The bowdlerised film was received with mixed critical reactions, and was banned in Finland. Alexander Walker, the influential film critic of the Evening Standard, despised it, and he and Russell had a heated conversation on the BBC over perceived inaccuracies in his damning review. When Russell said ‘I don’t make films for the critics, I make them for the public’, Walker sneered ‘The public isn’t all that grateful, especially in America.’ Russell responded ‘Then go to America, and write for the f****ing Americans’, before hitting Walker over the head with a rolled-up copy of the Standard. This led to massed complaints from the public, not for Russell assaulting Walker, but for his swearing before doing so. Life had once again imitated art.
Despite Walker’s comments, the film proved to be a reasonable financial success, and won the prestigious Best Director award at the Venice Film Festival. Yet it continued to frustrate those who had been involved with it, not least Russell, who maintained that the censored version of The Devils was not the film that he had intended to make.
It therefore proved a revelation that, in the early 2000s, the film critic Mark Kermode discovered the surviving footage of the censored scenes, which was then shown publicly for the first time in the 2004 documentary Hell on Earth: The Desecration and Resurrection of the Devils. Even by the standards of what had been shown in cinema in the intervening three decades, the Rape of Christ scene retained its power to shock. When Russell watched it again, he sardonically commented ‘I can’t imagine why they cut it, save that it’s one of the most mind-blowing scenes ever censored.’
The obvious next step would have been for Warner Bros to release an uncut and restored version of the film, given the continued interest in Russell’s vision. Yet despite numerous reissues of The Devils on both DVD and streaming formats, the only edit of the film that is currently available remains the censored theatrical cut. From both a cinematic and social perspective, this is a considerable pity.
Although Russell’s film does not have the profile of such similarly controversial films as The Exorcist and A Clockwork Orange, its depiction of evil is every bit as unflinching.
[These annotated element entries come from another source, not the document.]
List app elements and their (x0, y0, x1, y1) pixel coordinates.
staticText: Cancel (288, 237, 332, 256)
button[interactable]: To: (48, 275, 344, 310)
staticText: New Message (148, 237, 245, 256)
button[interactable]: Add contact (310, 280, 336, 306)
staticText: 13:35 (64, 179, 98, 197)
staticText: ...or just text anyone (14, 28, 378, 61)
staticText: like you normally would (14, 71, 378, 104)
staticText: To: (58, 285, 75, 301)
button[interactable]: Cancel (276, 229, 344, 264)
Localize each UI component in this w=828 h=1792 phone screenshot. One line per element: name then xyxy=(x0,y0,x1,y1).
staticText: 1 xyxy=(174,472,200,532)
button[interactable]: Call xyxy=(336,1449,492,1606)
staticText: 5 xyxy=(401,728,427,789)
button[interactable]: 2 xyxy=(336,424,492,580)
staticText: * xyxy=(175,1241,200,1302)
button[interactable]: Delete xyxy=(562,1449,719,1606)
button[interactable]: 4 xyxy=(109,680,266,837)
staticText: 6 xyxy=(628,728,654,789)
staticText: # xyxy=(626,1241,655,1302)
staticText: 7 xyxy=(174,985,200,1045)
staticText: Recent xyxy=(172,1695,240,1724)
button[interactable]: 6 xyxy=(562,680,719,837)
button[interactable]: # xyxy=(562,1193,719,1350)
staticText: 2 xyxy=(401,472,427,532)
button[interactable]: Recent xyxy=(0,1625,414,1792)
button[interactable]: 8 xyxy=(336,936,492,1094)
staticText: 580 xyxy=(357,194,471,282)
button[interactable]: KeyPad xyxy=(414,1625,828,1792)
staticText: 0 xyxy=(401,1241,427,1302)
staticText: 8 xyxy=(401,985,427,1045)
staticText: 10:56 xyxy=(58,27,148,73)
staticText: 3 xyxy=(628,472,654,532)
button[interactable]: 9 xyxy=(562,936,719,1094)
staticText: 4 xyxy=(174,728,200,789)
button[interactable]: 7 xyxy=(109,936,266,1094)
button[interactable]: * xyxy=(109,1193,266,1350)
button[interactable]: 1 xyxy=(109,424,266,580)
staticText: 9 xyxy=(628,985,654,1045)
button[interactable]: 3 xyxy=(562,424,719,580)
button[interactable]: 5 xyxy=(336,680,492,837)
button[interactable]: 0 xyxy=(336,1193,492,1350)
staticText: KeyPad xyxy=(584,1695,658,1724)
Now would seem the time to allow adult audiences to watch The Devils, 50 years after its original release, and make up their own minds as to its intentions and integrity. As Sutton said, ‘I don’t understand this ludicrous idea that you can control what people see, what people think, what people read….you end up with Nazi Germany.’
At a time when the iniquities of cancel culture are in full swing, it is surely right that Russell’s vision of another age retains its place as a sinister warning from history. If it is ever released in its full version, The Devils should rightly be regarded as a disturbing classic, rather than the compromised but fascinating work that is currently available. For the sake of cineastes everywhere, let us hope that someone, somewhere, can see sense. Otherwise, we’ll all be damned.